EIGCA graduates make study tour of Scottish classics


EIGCA graduates make study tour of Scottish classics
Sean Dudley
By Adam Lawrence

The 2013 class of the European Institute of Golf Course Architects’ vocational qualification course has recently returned from a study tour to the Fife area.

The three students, Alex Hay of European Golf Design, Dannis Nieuwpoort of Mastergolf and Michael Terech from Czech firm Golfer, were invited on the study tour by EIGCA partner Toro, whose corporate accounts manager Andy Brown accompanied the trip.

The tour is the final part of the EIGCA programme and gave the students an opportunity to examine how traditional links courses have developed over time and how they have coped with changes in club and ball technology, as well as the introduction of modern maintenance techniques. Following the tour, each student will prepare a paper on aspects of links design, which will be presented at next year’s EIGCA conference.

Gordon Moir, director of greenkeeping at St Andrews Links Trust, hosted the group during a walk on the Old Course and at the Castle Course. The final visit was to Elie The group was met by secretary Gordon Fleming and Alan Mackie, past captain and club historian, who described how the course has changed since the earliest known record of an official layout in 1770.

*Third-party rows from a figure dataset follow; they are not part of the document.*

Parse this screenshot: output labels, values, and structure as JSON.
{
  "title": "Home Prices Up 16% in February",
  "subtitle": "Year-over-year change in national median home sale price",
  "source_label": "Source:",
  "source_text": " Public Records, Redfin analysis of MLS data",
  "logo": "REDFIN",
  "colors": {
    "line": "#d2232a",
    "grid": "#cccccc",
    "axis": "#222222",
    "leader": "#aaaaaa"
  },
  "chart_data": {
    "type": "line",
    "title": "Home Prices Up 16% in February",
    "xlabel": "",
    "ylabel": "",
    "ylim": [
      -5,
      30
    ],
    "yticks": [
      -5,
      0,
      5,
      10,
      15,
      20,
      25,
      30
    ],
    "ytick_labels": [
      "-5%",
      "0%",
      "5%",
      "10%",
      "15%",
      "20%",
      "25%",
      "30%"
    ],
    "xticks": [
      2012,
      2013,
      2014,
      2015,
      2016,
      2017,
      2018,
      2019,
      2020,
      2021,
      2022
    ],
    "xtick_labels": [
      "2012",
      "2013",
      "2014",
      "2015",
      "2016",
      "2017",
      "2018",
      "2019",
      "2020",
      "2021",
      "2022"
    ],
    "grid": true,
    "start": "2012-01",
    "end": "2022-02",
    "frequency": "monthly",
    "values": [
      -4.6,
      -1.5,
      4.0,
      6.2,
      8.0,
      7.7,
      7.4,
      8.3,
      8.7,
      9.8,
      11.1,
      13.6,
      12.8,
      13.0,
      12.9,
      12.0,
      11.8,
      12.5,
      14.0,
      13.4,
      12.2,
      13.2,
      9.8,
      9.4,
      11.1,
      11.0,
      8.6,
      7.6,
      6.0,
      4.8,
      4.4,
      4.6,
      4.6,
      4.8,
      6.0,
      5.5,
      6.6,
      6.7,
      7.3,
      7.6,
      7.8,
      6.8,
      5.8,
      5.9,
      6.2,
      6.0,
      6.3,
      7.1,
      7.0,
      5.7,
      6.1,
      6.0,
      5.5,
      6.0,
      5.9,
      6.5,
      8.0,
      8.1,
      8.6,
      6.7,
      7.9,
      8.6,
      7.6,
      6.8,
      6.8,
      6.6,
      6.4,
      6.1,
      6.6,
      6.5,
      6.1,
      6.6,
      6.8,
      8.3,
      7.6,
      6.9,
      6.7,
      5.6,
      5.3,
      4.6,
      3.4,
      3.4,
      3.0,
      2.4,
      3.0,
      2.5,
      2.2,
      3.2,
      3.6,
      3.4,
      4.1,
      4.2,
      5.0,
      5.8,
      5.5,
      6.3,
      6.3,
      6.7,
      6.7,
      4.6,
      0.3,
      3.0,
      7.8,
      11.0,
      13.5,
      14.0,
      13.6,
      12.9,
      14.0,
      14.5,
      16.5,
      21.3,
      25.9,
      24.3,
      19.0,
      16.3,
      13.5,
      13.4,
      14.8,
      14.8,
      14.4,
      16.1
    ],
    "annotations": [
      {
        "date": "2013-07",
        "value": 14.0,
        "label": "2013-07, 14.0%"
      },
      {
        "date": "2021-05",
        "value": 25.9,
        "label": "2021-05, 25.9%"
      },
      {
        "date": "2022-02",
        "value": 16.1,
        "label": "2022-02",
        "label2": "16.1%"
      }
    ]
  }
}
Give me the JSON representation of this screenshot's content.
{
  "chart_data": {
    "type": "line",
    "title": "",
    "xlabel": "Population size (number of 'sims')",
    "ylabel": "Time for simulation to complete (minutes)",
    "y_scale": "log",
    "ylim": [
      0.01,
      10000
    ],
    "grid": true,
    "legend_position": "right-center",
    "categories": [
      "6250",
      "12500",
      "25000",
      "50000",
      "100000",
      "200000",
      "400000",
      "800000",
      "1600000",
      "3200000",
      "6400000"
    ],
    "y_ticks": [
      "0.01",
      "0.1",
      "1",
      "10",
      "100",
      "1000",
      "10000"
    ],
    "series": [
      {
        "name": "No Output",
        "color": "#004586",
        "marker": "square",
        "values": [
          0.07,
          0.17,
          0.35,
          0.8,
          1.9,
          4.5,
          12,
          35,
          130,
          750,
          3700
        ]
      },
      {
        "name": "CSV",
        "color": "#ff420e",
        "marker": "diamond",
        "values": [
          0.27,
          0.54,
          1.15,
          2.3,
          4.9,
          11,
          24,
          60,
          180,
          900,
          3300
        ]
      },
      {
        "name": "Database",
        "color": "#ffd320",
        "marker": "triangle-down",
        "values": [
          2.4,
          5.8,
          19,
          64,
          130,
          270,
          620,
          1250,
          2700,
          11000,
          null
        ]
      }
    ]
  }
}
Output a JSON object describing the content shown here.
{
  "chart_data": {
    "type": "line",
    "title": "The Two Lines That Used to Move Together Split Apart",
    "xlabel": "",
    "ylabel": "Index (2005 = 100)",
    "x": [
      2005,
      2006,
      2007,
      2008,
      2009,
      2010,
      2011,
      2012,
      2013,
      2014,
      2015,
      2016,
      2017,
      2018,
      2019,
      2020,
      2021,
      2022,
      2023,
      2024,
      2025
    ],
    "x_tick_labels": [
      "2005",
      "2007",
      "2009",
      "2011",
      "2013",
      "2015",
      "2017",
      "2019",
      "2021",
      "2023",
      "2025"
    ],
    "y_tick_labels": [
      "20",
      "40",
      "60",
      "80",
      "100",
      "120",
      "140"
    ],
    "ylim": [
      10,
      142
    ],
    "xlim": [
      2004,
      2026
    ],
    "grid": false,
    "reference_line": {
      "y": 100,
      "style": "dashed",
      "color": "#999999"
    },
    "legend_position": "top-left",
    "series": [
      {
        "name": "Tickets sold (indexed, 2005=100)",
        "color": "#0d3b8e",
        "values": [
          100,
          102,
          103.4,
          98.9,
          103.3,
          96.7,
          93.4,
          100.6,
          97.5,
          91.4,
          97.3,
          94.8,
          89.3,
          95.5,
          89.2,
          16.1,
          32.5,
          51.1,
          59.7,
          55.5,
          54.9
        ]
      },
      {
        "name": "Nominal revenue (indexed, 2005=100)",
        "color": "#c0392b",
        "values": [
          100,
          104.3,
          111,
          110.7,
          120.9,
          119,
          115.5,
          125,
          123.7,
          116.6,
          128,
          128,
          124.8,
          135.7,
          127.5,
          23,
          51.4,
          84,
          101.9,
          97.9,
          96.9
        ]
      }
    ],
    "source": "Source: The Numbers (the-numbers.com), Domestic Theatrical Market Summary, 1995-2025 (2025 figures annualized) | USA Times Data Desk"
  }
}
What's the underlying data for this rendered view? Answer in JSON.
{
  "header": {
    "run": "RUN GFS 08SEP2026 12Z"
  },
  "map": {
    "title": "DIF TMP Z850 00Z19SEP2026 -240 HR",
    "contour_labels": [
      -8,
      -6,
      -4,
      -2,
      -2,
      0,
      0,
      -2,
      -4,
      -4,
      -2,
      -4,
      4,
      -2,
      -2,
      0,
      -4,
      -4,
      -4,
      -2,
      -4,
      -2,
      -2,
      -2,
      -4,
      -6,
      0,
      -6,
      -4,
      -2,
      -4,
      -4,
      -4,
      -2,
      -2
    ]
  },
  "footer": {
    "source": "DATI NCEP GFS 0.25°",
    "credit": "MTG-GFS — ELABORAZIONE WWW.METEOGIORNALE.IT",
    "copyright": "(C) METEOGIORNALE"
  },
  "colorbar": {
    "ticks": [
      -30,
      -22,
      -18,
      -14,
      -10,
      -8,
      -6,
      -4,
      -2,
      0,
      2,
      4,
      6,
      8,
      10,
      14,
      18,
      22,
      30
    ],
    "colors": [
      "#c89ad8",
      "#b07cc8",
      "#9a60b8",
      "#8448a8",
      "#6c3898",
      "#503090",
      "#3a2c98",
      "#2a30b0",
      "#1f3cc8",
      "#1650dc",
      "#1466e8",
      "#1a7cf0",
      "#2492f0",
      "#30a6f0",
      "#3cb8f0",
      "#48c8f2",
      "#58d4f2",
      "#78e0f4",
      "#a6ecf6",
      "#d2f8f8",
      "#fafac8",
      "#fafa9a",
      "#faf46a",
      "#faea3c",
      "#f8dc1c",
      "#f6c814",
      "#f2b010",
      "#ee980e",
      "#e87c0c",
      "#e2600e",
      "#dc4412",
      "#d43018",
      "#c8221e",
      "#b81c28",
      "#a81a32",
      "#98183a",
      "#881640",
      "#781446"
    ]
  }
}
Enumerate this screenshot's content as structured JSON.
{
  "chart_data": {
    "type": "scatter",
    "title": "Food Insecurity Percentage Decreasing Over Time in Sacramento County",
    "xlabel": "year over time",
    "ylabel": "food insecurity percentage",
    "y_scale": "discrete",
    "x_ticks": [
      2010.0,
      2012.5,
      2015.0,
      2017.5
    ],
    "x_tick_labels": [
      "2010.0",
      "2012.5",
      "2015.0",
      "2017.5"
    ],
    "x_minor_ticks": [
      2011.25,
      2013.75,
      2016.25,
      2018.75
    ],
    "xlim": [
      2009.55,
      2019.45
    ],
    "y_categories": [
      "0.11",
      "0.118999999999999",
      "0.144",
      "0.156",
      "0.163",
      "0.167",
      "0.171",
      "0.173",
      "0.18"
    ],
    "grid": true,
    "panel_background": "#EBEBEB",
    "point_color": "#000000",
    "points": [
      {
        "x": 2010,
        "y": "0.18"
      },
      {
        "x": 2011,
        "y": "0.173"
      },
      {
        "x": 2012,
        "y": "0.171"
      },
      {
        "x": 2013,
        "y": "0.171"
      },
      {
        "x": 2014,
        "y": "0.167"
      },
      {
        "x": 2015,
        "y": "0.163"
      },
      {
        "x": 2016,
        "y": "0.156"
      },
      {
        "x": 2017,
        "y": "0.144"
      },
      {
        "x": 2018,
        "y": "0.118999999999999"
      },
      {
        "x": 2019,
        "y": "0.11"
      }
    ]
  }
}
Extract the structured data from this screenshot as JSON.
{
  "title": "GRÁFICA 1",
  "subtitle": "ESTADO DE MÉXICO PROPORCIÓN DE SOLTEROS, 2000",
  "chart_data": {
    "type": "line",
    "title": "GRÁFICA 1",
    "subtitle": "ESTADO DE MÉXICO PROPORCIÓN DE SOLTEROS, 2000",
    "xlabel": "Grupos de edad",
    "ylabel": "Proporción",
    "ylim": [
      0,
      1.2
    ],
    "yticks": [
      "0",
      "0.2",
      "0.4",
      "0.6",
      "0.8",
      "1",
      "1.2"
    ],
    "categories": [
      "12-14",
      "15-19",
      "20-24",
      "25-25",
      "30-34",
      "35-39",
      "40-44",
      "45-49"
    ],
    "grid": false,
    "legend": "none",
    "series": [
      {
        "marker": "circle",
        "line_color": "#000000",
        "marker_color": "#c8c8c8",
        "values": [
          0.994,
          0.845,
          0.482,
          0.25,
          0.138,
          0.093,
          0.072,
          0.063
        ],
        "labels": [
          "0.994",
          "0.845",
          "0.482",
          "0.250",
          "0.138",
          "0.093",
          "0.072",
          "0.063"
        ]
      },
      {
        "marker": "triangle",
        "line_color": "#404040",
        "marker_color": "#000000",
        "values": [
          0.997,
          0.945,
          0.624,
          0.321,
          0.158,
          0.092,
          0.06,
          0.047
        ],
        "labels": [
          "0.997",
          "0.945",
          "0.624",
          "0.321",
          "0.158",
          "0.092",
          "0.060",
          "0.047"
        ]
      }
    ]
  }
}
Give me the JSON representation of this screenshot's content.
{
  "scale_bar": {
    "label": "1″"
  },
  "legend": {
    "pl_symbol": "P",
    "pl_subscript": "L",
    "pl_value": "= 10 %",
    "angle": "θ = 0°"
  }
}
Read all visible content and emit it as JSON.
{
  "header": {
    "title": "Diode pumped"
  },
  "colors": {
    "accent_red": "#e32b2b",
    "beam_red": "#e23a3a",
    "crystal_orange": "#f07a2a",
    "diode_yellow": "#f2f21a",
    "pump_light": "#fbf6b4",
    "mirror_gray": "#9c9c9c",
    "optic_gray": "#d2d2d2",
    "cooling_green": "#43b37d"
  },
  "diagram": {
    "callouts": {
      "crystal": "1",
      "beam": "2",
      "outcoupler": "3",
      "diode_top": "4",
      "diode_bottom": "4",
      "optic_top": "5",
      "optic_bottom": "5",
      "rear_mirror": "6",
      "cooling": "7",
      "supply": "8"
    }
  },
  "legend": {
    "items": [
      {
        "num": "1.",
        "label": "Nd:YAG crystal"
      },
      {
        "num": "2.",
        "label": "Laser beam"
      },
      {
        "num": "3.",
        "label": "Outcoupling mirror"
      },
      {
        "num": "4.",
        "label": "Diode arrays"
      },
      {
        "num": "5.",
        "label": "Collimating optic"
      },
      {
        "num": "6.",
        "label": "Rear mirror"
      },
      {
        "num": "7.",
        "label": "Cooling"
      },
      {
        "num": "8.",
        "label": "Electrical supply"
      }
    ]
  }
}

EIGCA past president Ken Moodie, who accompanied the students, said he found the opportunity to play the Jubilee course at St Andrews with hickory clubs and replica gutty golf balls the most interesting experience. “This gave the students a first-hand demonstration of the shorter distance the ball could be hit with old technology and underlined the reasons that a good grasp of the running game was required in order to play the links courses well. Tee shots had to be strategically positioned in order to find an opening to the green to allow a ball to be run into the flag. The students also experienced the difficulties of getting the ball in the air with a long shot and the challenge of controlling a smaller and lighter golf ball in the wind. It was very noticeable how the break of the ball was affected by the breeze during putting, especially in the last few feet of its roll.”

Terech said: “Hickories and gutties make it an entirely different game! It is the architectural elements and strategic solutions – within superficially similar courses – which is truly astonishing. Seeing the classic and the modern really shows the universal greatness of links courses which lies in fine details of the land.”